Editorial : Le Patrimoine de Valloire, par André Grange

Valloire, de la communauté rurale à la station de ski, par Jean-Claude Magnin

Le Fils du Contrebandier, par Claude Rignot

 

Editorial : Le Patrimoine de Valloire, par André Grange

 

        C’était un sujet que tous les valloirins de souche, les autochtones ou les exilés abordaient lorsqu’ils se rencontraient au hasard d’une fête et ils se lamentaient de le voir partir petit à petit. Bien sûr, on se consolait en voyant que le groupe folklorique existait toujours et qu’il faisait revivre nos traditions musicales et vestimentaires.

        Depuis décembre dernier, c’est l’ensemble des traditions et du patrimoine que quelques  passionnés veulent essayer de faire revivre ou au moins d’en garder les traces. Mais cette œuvre gigantesque ne pourra pas s’effectuer sans vous qui avez des souvenirs et qui souhaitez les faire partager.

        Déjà, des actions ont débuté ; l’office du tourisme, les écoles de ski ont mis sur pied une rétrospective du ski.

Des expositions vont être mises en place.

Des contacts ont été pris avec les associations de village et continueront à l’être ; cela  pour faire revivre le patrimoine.

        Des cours de patois ont démarré sous la conduite d’André BOIS et d’Etienne FALCOZ.

        Nous lançons un appel  à tous ceux que les coutumes, le patrimoine et les traditions intéressent  pour qu’ils viennent nous rejoindre et qu’ils renforcent nos rangs.

Nous devons être vivants, actifs, inventifs comme ceux qui nous ont précédé. Nous en donnerons la preuve, je l’espère.

Ce papier sera peut-être le lien entre nous pour que le passé revive au présent et prépare le futur…

                                                   

Valloire, de la communauté rurale à la station de ski, par Jean-Claude Magnin

                                                                                

                                                                                  

En 1900, Valloire – 4ème commune savoyarde par sa surface – était traversée depuis peu par la nouvelle route du Galibier reliant la Maurienne au Briançonnais.

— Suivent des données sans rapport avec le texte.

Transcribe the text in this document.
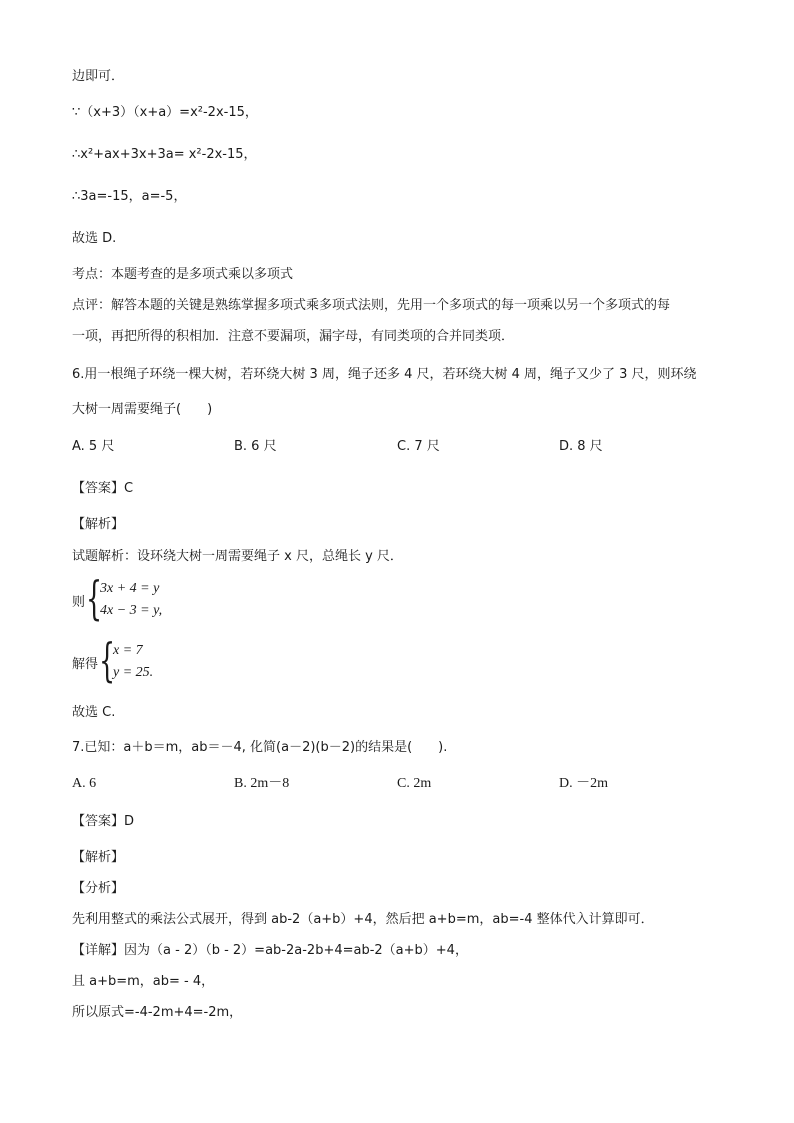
边即可．
∵（x+3）（x+a）=x²-2x-15，
∴x²+ax+3x+3a= x²-2x-15，
∴3a=-15，a=-5，
故选 D.
考点：本题考查的是多项式乘以多项式
点评：解答本题的关键是熟练掌握多项式乘多项式法则，先用一个多项式的每一项乘以另一个多项式的每
一项，再把所得的积相加．注意不要漏项，漏字母，有同类项的合并同类项．
6.用一根绳子环绕一棵大树，若环绕大树 3 周，绳子还多 4 尺，若环绕大树 4 周，绳子又少了 3 尺，则环绕
大树一周需要绳子(　　)
A. 5 尺	B. 6 尺	C. 7 尺	D. 8 尺
【答案】C
【解析】
试题解析：设环绕大树一周需要绳子 x 尺，总绳长 y 尺．
则 {
3x + 4 = y
4x − 3 = y,
解得 {
x = 7
y = 25.
故选 C.
7.已知：a＋b＝m，ab＝－4, 化简(a－2)(b－2)的结果是(　　).
A. 6	B. 2m－8	C. 2m	D. －2m
【答案】D
【解析】
【分析】
先利用整式的乘法公式展开，得到 ab-2（a+b）+4，然后把 a+b=m，ab=-4 整体代入计算即可．
【详解】因为（a - 2）（b - 2）=ab-2a-2b+4=ab-2（a+b）+4，
且 a+b=m，ab= - 4，
所以原式=-4-2m+4=-2m，
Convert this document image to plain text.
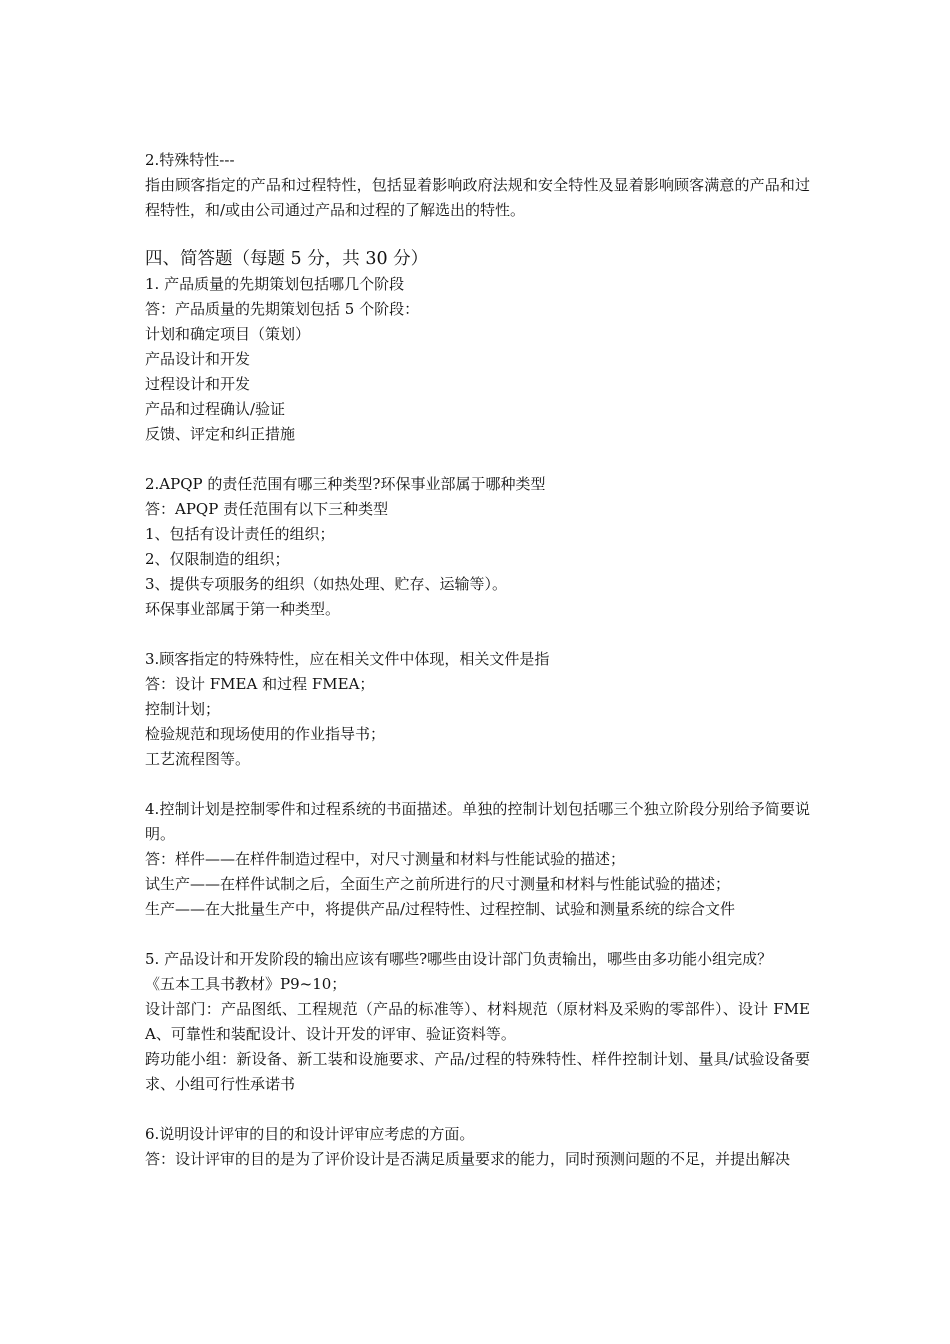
2.特殊特性---

指由顾客指定的产品和过程特性，包括显着影响政府法规和安全特性及显着影响顾客满意的产品和过程特性，和/或由公司通过产品和过程的了解选出的特性。

四、简答题（每题 5 分，共 30 分）

1. 产品质量的先期策划包括哪几个阶段

答：产品质量的先期策划包括 5 个阶段：

计划和确定项目（策划）

产品设计和开发

过程设计和开发

产品和过程确认/验证

反馈、评定和纠正措施

2.APQP 的责任范围有哪三种类型?环保事业部属于哪种类型

答：APQP 责任范围有以下三种类型

1、包括有设计责任的组织；

2、仅限制造的组织；

3、提供专项服务的组织（如热处理、贮存、运输等）。

环保事业部属于第一种类型。

3.顾客指定的特殊特性，应在相关文件中体现，相关文件是指

答：设计 FMEA 和过程 FMEA；

控制计划；

检验规范和现场使用的作业指导书；

工艺流程图等。

4.控制计划是控制零件和过程系统的书面描述。单独的控制计划包括哪三个独立阶段分别给予简要说明。

答：样件——在样件制造过程中，对尺寸测量和材料与性能试验的描述；

试生产——在样件试制之后，全面生产之前所进行的尺寸测量和材料与性能试验的描述；

生产——在大批量生产中，将提供产品/过程特性、过程控制、试验和测量系统的综合文件

5. 产品设计和开发阶段的输出应该有哪些?哪些由设计部门负责输出，哪些由多功能小组完成？

《五本工具书教材》P9~10；

设计部门：产品图纸、工程规范（产品的标准等）、材料规范（原材料及采购的零部件）、设计 FMEA、可靠性和装配设计、设计开发的评审、验证资料等。

跨功能小组：新设备、新工装和设施要求、产品/过程的特殊特性、样件控制计划、量具/试验设备要求、小组可行性承诺书

6.说明设计评审的目的和设计评审应考虑的方面。

答：设计评审的目的是为了评价设计是否满足质量要求的能力，同时预测问题的不足，并提出解决
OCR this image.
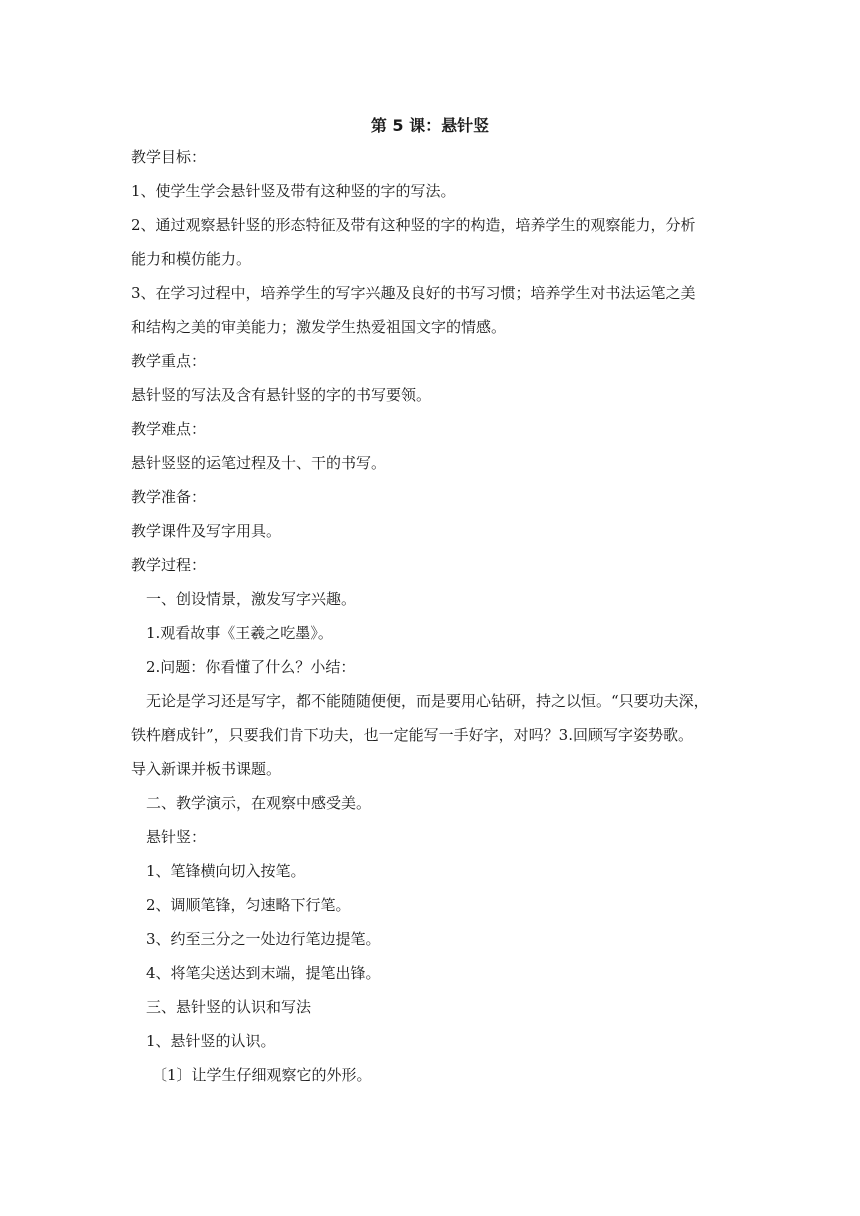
第 5 课：悬针竖
教学目标：
1、使学生学会悬针竖及带有这种竖的字的写法。
2、通过观察悬针竖的形态特征及带有这种竖的字的构造，培养学生的观察能力，分析
能力和模仿能力。
3、在学习过程中，培养学生的写字兴趣及良好的书写习惯；培养学生对书法运笔之美
和结构之美的审美能力；激发学生热爱祖国文字的情感。
教学重点：
悬针竖的写法及含有悬针竖的字的书写要领。
教学难点：
悬针竖竖的运笔过程及十、干的书写。
教学准备：
教学课件及写字用具。
教学过程：
一、创设情景，激发写字兴趣。
1.观看故事《王羲之吃墨》。
2.问题：你看懂了什么？小结：
无论是学习还是写字，都不能随随便便，而是要用心钻研，持之以恒。“只要功夫深，
铁杵磨成针”，只要我们肯下功夫，也一定能写一手好字，对吗？3.回顾写字姿势歌。
导入新课并板书课题。
二、教学演示，在观察中感受美。
悬针竖：
1、笔锋横向切入按笔。
2、调顺笔锋，匀速略下行笔。
3、约至三分之一处边行笔边提笔。
4、将笔尖送达到末端，提笔出锋。
三、悬针竖的认识和写法
1、悬针竖的认识。
〔1〕让学生仔细观察它的外形。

      Dans un vaste couloir intra-montagnard Sud-Nord, divisé par sa partie supérieure en deux vallées, 19 villages s’égrènent le long de la Valloirette, sur des terrasses alluviales ou des replats d’altitude.

      Chaque village représentait une petite communauté vivant essentiellement de l’activité agropastorale, avec ses champs autour des maisons, ses prairies de fauche en montagne basse et ses vastes pelouses en montagne haute, pour les troupeaux, l’été.

      La chapelle, consacrée à un saint protecteur, rassemblait la population lors d’une fête patronale. Très vite, les plus grands villages disposèrent d’une école.

      Quelques noms de famille, seulement. Aussi fallait-il distinguer les Magnin de Tigny de ceux de l’Archaz, de Geneuil, de Place, de Poingt Ravier, du Col, des Verneys… sans parler des Allysand, Borgé, Buisson, Cornu, Falcoz, Gallice, Grange, Martin, Michel, Ollier, Pascal, Retornaz, Rol, Savoye…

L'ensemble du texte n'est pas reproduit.